The later point is illustrated in the following example:

ResultSet rset = stmt.executeQuery
        ("select DATECOL, LONGCOL, NUMBERCOL from TABLE");
while rset.next()
{
   int n = rset.getInt(3);  // This discards the streaming data
   InputStream is = rset.getAsciiStream(2);
                            // Raises an error: stream closed.
}

If you get the stream but do not use it before you get the NUMBER column, then the stream still closes automatically:

ResultSet rset = stmt.executeQuery
                 ("select DATECOL, LONGCOL, NUMBERCOL from TABLE");
while rset.next()
{
   InputStream is = rset.getAsciiStream(2); // Get the stream
   int n = rset.getInt(3);
   // Discards streaming data and closes the stream
}
int c = is.read(); // c is -1: no more characters to read-stream closed

12.7.2 About Using Streams to Avoid Limits on setBytes and setString

Starting from Oracle Database 12c, the size limit of the data that is used with the setBytes and setString methods, have been increased significantly. Any Java byte array can be passed to setBytes, and any Java String can be passed to setString. The JDBC driver automatically switches to using setBinaryStream or setCharacterStream or to using setBytesForBlob or setStringForClob, depending on the size of the data, whether the statement is SQL or PL/SQL, and the driver used.
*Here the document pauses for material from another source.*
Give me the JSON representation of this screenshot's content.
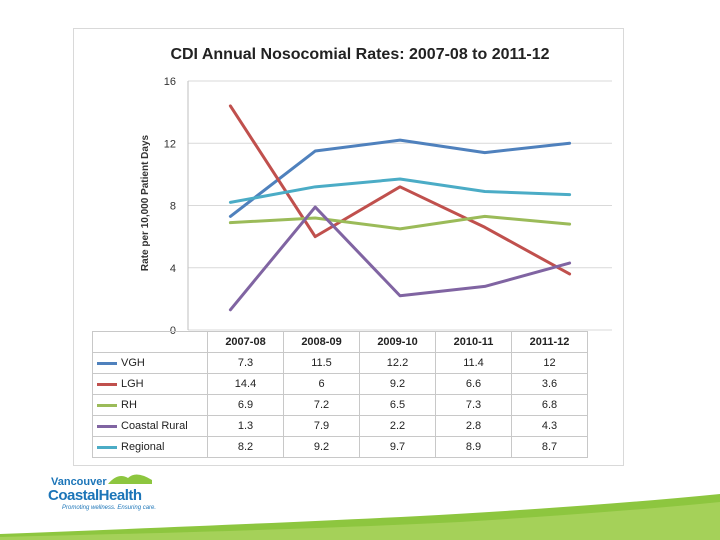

There are some limitation with earlier versions of Oracle Database and in the server-side internal driver.

Related Topics

12.7.3 Relation Between Streaming and Row Prefetching

If the JDBC driver encounters a column containing a data stream, then row fetch size is set back to one. Row fetch size is an Oracle performance enhancement that enables multiple rows of data to be retrieved with each trip to the database.